Try as we might, it is virtually impossible to divorce pop culture from politics. Content is created and consumed by people whose outlooks on life influence their interactions with the world. Even not having an opinion on something is just being of the opinion that said something isn’t worth your time.
Ergo, the frequent depoliticization of music made with politics in mind means something. It speaks to our collective use of escapism as a coping mechanism, the tendency of privileged people to think of marginalized demographics as nothing more than means of entertainment and the dangers of failing to acknowledge the impact politics have on pop culture.
Leonard Cohen’s “Hallelujah” has been covered by scores of other artists since it was first released in 1984. While Cohen’s version is the original, John Cale’s cover is what most artists tend to take from when producing their own. The problem is Cale’s rendition of “Hallelujah” omitted some verses from the original that referenced Cohen’s Jewish heritage. Without these verses, the song’s tribute to the Jewish experience is lost on both the listeners and those covering it. One of Cohen’s other songs, “Who By Fire,” has undergone a similar mistranslation.

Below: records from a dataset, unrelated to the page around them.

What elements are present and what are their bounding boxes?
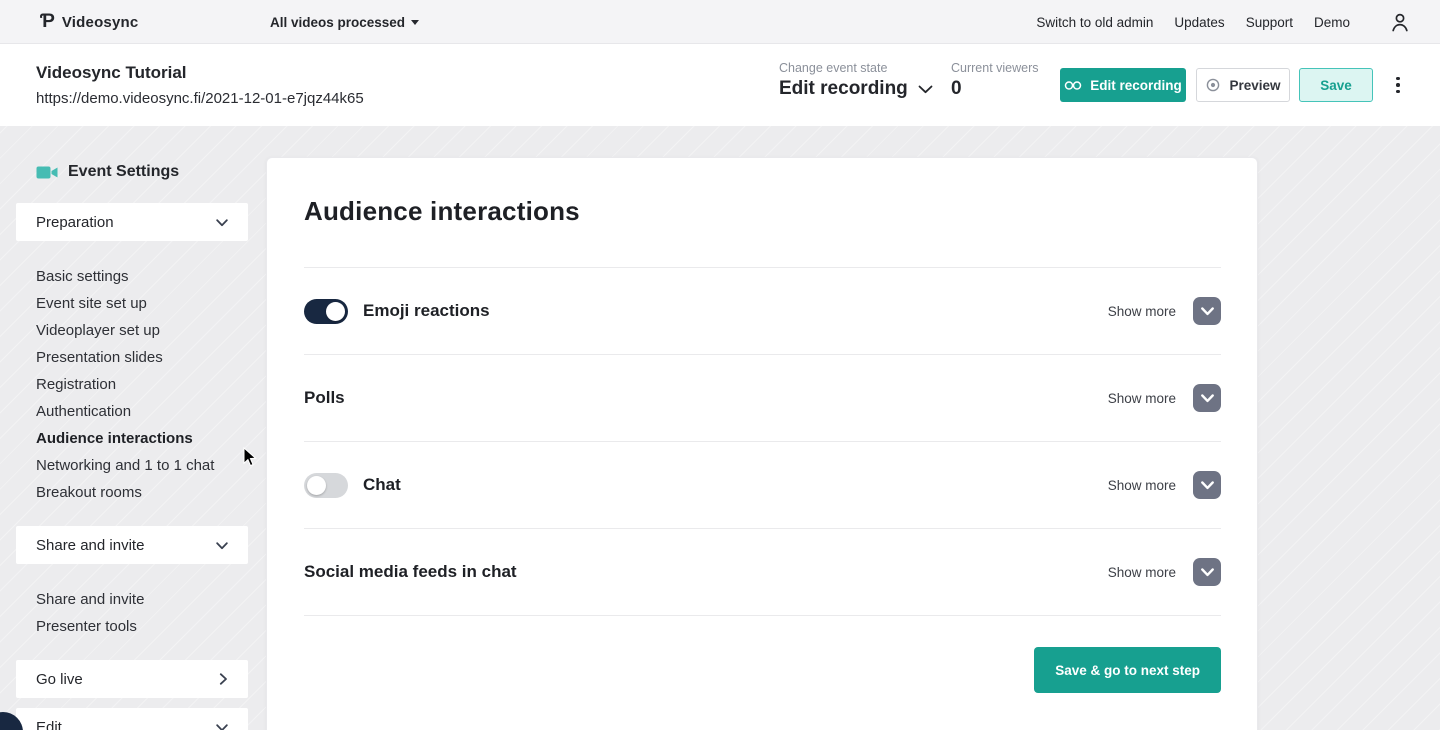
chevron-down-icon bbox=[1201, 306, 1214, 316]
feature-row-social-media-feeds-in-chat: Social media feeds in chat Show more bbox=[304, 529, 1221, 616]
brand-name: Videosync bbox=[62, 14, 139, 31]
sidebar: Event Settings Preparation Basic setting… bbox=[0, 126, 264, 730]
sidebar-group-label: Edit bbox=[36, 719, 62, 730]
sidebar-title: Event Settings bbox=[68, 163, 179, 181]
event-title: Videosync Tutorial bbox=[36, 63, 187, 83]
show-more-link[interactable]: Show more bbox=[1108, 304, 1176, 319]
eye-icon bbox=[1205, 77, 1221, 93]
page: Ƥ Videosync All videos processed Switch … bbox=[0, 0, 1440, 730]
panel-footer: Save & go to next step bbox=[304, 647, 1221, 693]
event-state-dropdown[interactable]: Edit recording bbox=[779, 78, 933, 100]
chevron-down-icon bbox=[216, 541, 228, 550]
save-button[interactable]: Save bbox=[1299, 68, 1373, 102]
current-viewers-label: Current viewers bbox=[951, 61, 1039, 75]
feature-row-emoji-reactions: Emoji reactions Show more bbox=[304, 268, 1221, 355]
sidebar-item-share-and-invite[interactable]: Share and invite bbox=[36, 586, 228, 613]
event-header: Videosync Tutorial https://demo.videosyn… bbox=[0, 44, 1440, 126]
toggle-knob bbox=[307, 476, 326, 495]
sidebar-item-registration[interactable]: Registration bbox=[36, 371, 228, 398]
record-infinity-icon bbox=[1064, 80, 1082, 91]
sidebar-item-presentation-slides[interactable]: Presentation slides bbox=[36, 344, 228, 371]
sidebar-item-videoplayer-set-up[interactable]: Videoplayer set up bbox=[36, 317, 228, 344]
expand-polls-button[interactable] bbox=[1193, 384, 1221, 412]
sidebar-item-networking-and-1-to-1-chat[interactable]: Networking and 1 to 1 chat bbox=[36, 452, 228, 479]
audience-interactions-panel: Audience interactions Emoji reactions Sh… bbox=[266, 157, 1258, 730]
sidebar-group-go-live[interactable]: Go live bbox=[16, 660, 248, 698]
more-options-kebab-menu[interactable] bbox=[1389, 68, 1407, 102]
feature-label: Emoji reactions bbox=[363, 301, 490, 321]
feature-label: Chat bbox=[363, 475, 401, 495]
sidebar-group-label: Preparation bbox=[36, 214, 114, 231]
chevron-down-icon bbox=[1201, 480, 1214, 490]
panel-title: Audience interactions bbox=[304, 196, 1221, 226]
edit-recording-label: Edit recording bbox=[1090, 78, 1182, 93]
videosync-brand: Ƥ Videosync bbox=[40, 0, 138, 44]
topbar-link-updates[interactable]: Updates bbox=[1174, 15, 1224, 30]
sidebar-header: Event Settings bbox=[36, 162, 264, 182]
preview-button[interactable]: Preview bbox=[1196, 68, 1290, 102]
sidebar-item-list: Basic settingsEvent site set upVideoplay… bbox=[36, 263, 228, 506]
show-more-link[interactable]: Show more bbox=[1108, 391, 1176, 406]
chevron-down-icon bbox=[1201, 567, 1214, 577]
save-and-next-step-button[interactable]: Save & go to next step bbox=[1034, 647, 1221, 693]
preview-label: Preview bbox=[1229, 78, 1280, 93]
event-state-value: Edit recording bbox=[779, 78, 908, 100]
sidebar-groups: Preparation Basic settingsEvent site set… bbox=[0, 203, 264, 730]
sidebar-item-presenter-tools[interactable]: Presenter tools bbox=[36, 613, 228, 640]
event-url: https://demo.videosync.fi/2021-12-01-e7j… bbox=[36, 90, 364, 107]
chevron-right-icon bbox=[219, 673, 228, 685]
feature-rows: Emoji reactions Show more Polls Show mor… bbox=[304, 268, 1221, 616]
current-viewers-count: 0 bbox=[951, 78, 1039, 100]
save-label: Save bbox=[1320, 78, 1352, 93]
current-viewers-block: Current viewers 0 bbox=[951, 61, 1039, 100]
chevron-down-icon bbox=[216, 723, 228, 730]
feature-row-polls: Polls Show more bbox=[304, 355, 1221, 442]
event-state-label: Change event state bbox=[779, 61, 933, 75]
video-camera-icon bbox=[36, 165, 58, 180]
edit-recording-button[interactable]: Edit recording bbox=[1060, 68, 1186, 102]
sidebar-item-basic-settings[interactable]: Basic settings bbox=[36, 263, 228, 290]
caret-down-icon bbox=[411, 20, 419, 25]
user-account-button[interactable] bbox=[1391, 13, 1409, 32]
row-actions: Show more bbox=[1108, 558, 1221, 586]
video-status-dropdown[interactable]: All videos processed bbox=[270, 0, 419, 44]
topbar-link-switch-to-old-admin[interactable]: Switch to old admin bbox=[1036, 15, 1153, 30]
chevron-down-icon bbox=[216, 218, 228, 227]
sidebar-item-breakout-rooms[interactable]: Breakout rooms bbox=[36, 479, 228, 506]
feature-label: Social media feeds in chat bbox=[304, 562, 517, 582]
video-status-label: All videos processed bbox=[270, 15, 405, 30]
toggle-knob bbox=[326, 302, 345, 321]
sidebar-group-preparation[interactable]: Preparation bbox=[16, 203, 248, 241]
top-bar: Ƥ Videosync All videos processed Switch … bbox=[0, 0, 1440, 44]
sidebar-item-list: Share and invitePresenter tools bbox=[36, 586, 228, 640]
topbar-links: Switch to old admin Updates Support Demo bbox=[1036, 0, 1350, 44]
topbar-link-support[interactable]: Support bbox=[1246, 15, 1293, 30]
chevron-down-icon bbox=[918, 85, 933, 94]
show-more-link[interactable]: Show more bbox=[1108, 565, 1176, 580]
content-area: Event Settings Preparation Basic setting… bbox=[0, 126, 1440, 730]
row-actions: Show more bbox=[1108, 471, 1221, 499]
row-actions: Show more bbox=[1108, 384, 1221, 412]
person-icon bbox=[1391, 13, 1409, 32]
topbar-link-demo[interactable]: Demo bbox=[1314, 15, 1350, 30]
sidebar-group-label: Share and invite bbox=[36, 537, 144, 554]
videosync-logo-icon: Ƥ bbox=[40, 12, 55, 31]
expand-social-media-feeds-in-chat-button[interactable] bbox=[1193, 558, 1221, 586]
sidebar-group-edit[interactable]: Edit bbox=[16, 708, 248, 730]
chat-toggle[interactable] bbox=[304, 473, 348, 498]
sidebar-group-share-and-invite[interactable]: Share and invite bbox=[16, 526, 248, 564]
event-state-block: Change event state Edit recording bbox=[779, 61, 933, 100]
expand-chat-button[interactable] bbox=[1193, 471, 1221, 499]
sidebar-item-event-site-set-up[interactable]: Event site set up bbox=[36, 290, 228, 317]
feature-row-chat: Chat Show more bbox=[304, 442, 1221, 529]
expand-emoji-reactions-button[interactable] bbox=[1193, 297, 1221, 325]
row-actions: Show more bbox=[1108, 297, 1221, 325]
sidebar-item-audience-interactions[interactable]: Audience interactions bbox=[36, 425, 228, 452]
show-more-link[interactable]: Show more bbox=[1108, 478, 1176, 493]
feature-label: Polls bbox=[304, 388, 345, 408]
sidebar-item-authentication[interactable]: Authentication bbox=[36, 398, 228, 425]
chevron-down-icon bbox=[1201, 393, 1214, 403]
sidebar-group-label: Go live bbox=[36, 671, 83, 688]
emoji-reactions-toggle[interactable] bbox=[304, 299, 348, 324]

The band Green Day is one of those things people assume is bad because conservative white men have claimed as their own, like “Breaking Bad” or “Fight Club.” The only reason these men have done so is because their privilege has left them incapable of internalizing criticisms directed at anyone who isn’t a woman, LGBTQ+ or a person of color. Green Day’s most overtly political song, “American Idiot,” was not written as a critique of feminists or people who don’t identify with Holden Caulfield, it was written as a condemnation of George W. Bush’s warmongering. Another of their songs, “Holiday,” called out that same president for his vilification of the LGBTQ+ community, and cynically likened the political indifference of the American people to being on holiday.
The act of ignoring political overtones in music is not exclusive to straight, cis white men. Hozier has a huge LGBTQ+ fan base and a sound inspired by Irish and African American artists. The former tends to consume the latter while ignoring its origins, as demonstrated by the divide in popularity between his less political songs and those tackling themes of racism and persecution against the Irish. Glorifying an aesthetic without acknowledging its origins is a common theme of racism, which even LGBTQ+ people are capable of perpetuating.

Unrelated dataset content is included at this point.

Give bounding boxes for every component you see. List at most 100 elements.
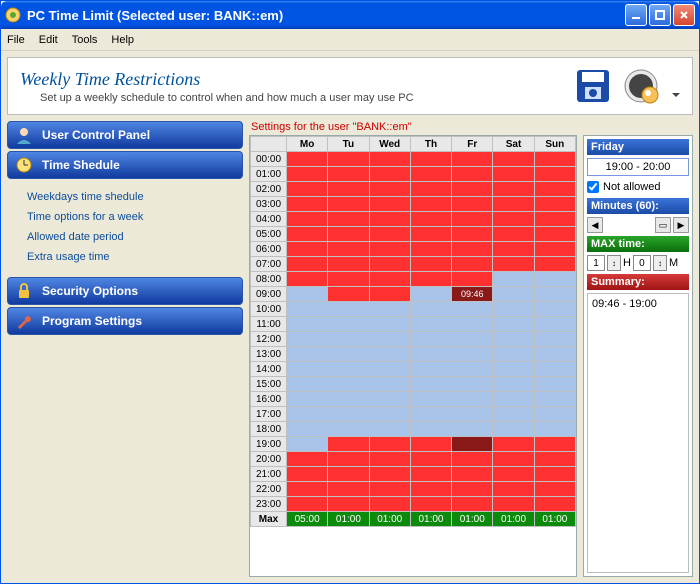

The fact the artists I’ve mentioned so far are all white or white-passing men is not a coincidence. Women musicians, artists of color and LGBTQ+ artists aren’t usually even given a platform if any of their songs are explicitly political. Like Green Day, The Chicks (previously known as the Dixie Chicks) were outspoken in their distaste for George W. Bush, but unlike Green Day, taking this stance basically killed their careers. Politically charged songs written by women that gain any sort of traction are usually vague anthems about self-empowerment, rather than anything that condemns the system that disempowers them in the first place.
There are exceptions to this rule, kind of. Black male rappers often incorporate politics into their music, but it isn’t as though they don’t receive backlash for doing so, and white audiences still tend to misinterpret certain lyrics and favor less politically ambitious songs. Rappers are also stereotyped as being sexist in their writing, and while I don’t think this is entirely unwarranted, it’s not like other genres of music are at all devoid of misogyny, so this is something of a double standard. Meanwhile, Lily Allen is the only popular female artist I can think of whose music is overtly, angrily political, and even her work is considered somewhat niche.
Most people are not given a platform to advance social causes, but celebrities are, and often without being very qualified to address these issues. When a celebrity does make a powerful statement, either about something that affects them personally or something they are addressing without being prompted by the public, they should be applauded, not ignored or, in the case of anyone who isn’t a white man, de-platformed. Music always says something – it might as well be something worthwhile.